Im Johannesevangelium, um ca. 100 nach Christus geschrieben, begegnet uns eine Gemeinde die in einer Krise steckt. Da gab es vor allem Juden, die mit diesem Jesus nichts zu tun haben wollten. Es war ihnen suspekt, das er sich als Gottes Sohn bezeichnet. Das war mit ihrem Eingottglauben nicht vereinbar.

IN FRAGE GESTELLT

Für die junge Gemeinde eine echte Anfrage. Glauben wir das richtige, wenn so viele nicht glauben, oder sogar weggehen. Liegen wir richtig, oder haben die anderen recht? Was ist wirklich wichtig? Werden wir als Gemeinde oder Gemeinschaft überleben? Eine ernsthafte Krise der jungen Christengemeinde.

Und da entdecke ich viel von unserer heutigen Situation. Menschen gehen langsam, ganz heimlich oder auch lautstark, können mit ihrer Gemeinde, mit der Kirche, mit ihrem christlichen Glauben nichts mehr anfangen.

Ich möchte das von dieser Stelle nicht beurteilen, es steht mir nicht und auch sonst niemanden zu, denn Glaube lässt sich nicht befehlen und verordnen. Niemand kann zu mir kommen, wenn es ihm nicht vom Vater gegeben ist, sagt Jesus. Aber ich merke schon, dass er auch mich, meinen Glauben und mein Verbleiben in dieser Kirche ernsthaft anfragt.

ÄRGERLICH

Und es gibt handfeste Dinge, die Menschen verärgern.
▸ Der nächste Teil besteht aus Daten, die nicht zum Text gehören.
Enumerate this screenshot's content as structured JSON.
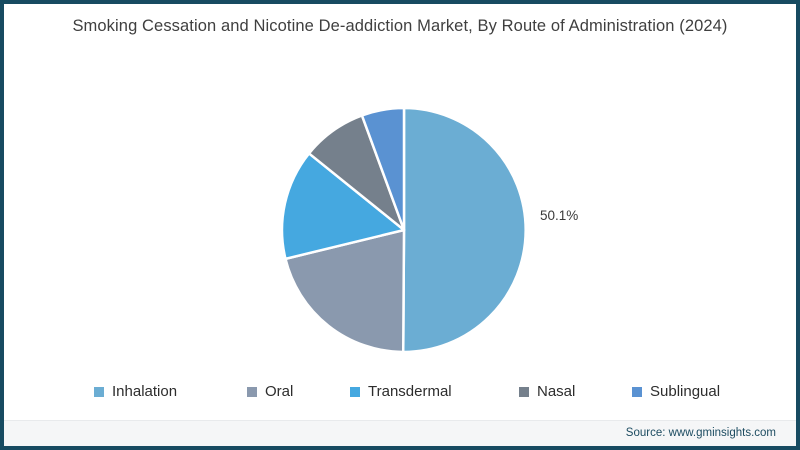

Für den einen mag es die fehlende Bereitschaft zum Dialog und zum partnerschaftlichen Umgang in der Kirche sein. Für einen anderen sind es Stellungnahmen, die oft wenig die Notlage der Menschen im Auge haben, für andere ist es die Rolle der Frau in der Kirche, für wieder andere, dass sie sich in einer Notlage (Corona) von der Kirche verlassen gefühlt haben, andere können mit dem, was im Gottesdienst was geschieht, gesagt und gefeiert wird, nichts anfangen oder Menschen bleiben weg, weil es gerade in ist und ihnen die Kirche schon lange zu anstrengend ist.

Und ich will auch hier ganz ehrlich sein, es gibt auch für mich Dinge, die mir das Glauben und die Zugehörigkeit zur Kirche nicht einfach machen. In einigen der gerade aufgezählten Punkte kann ich mich wiederfinden.

KRISENSTIMMUNG

In vielen Gremien beschäftigt man sich damit, wie es mit dem Glauben in unserer Zeit und mit der Kirche weitergehen soll. Und diese Anfragen, Schwierigkeiten und Probleme mit der Kirche und dem eigenen Glauben müssen offen genannt und diskutiert werden. Totschweigen und Schönfärberei machen die Situation eher schlimmer, als dass sie helfen.

HOFFNUNG

Aber es gibt auch Hoffnungen: Auf die Frage an die Zwölf: Wollt auch ihr weggehen? antwortet Simon Petrus: Herr, zu wem sollen wir gehen? Du hast Worte des ewigen Lebens. Wir haben geglaubt und erkannt: Du bist der Heilige Gottes.

Neben allem was vielleicht muffig, staubig und überholt erscheint, gibt es viel mehr echte Lebendigkeiten in unserer Gemeinschaft, als wir vielleicht auf den ersten Blick vermuten. Ich höre hier im Krankenhaus die Fragen, die Menschen haben, und ich höre wie sie durch ihr Fragen Kraft gewinnen und wie sie Gott und ihren Glauben als etwas erleben, das in einer Krisenzeit trägt.

Damals wie heute gibt es Krisen, aber ich möchte ein bisschen wie Petrus die Hoffnung nicht fahren lassen, das unser Glaube für viele Menschen der wichtigste Lebensraum ist und die Welt ohne Glaube ärmer und kälter werde. Trotz vieler Schwierigkeiten und Probleme ist die Kirche und auch unsere Gemeinschaft ein Ort, der mich leben und froh sein lässt.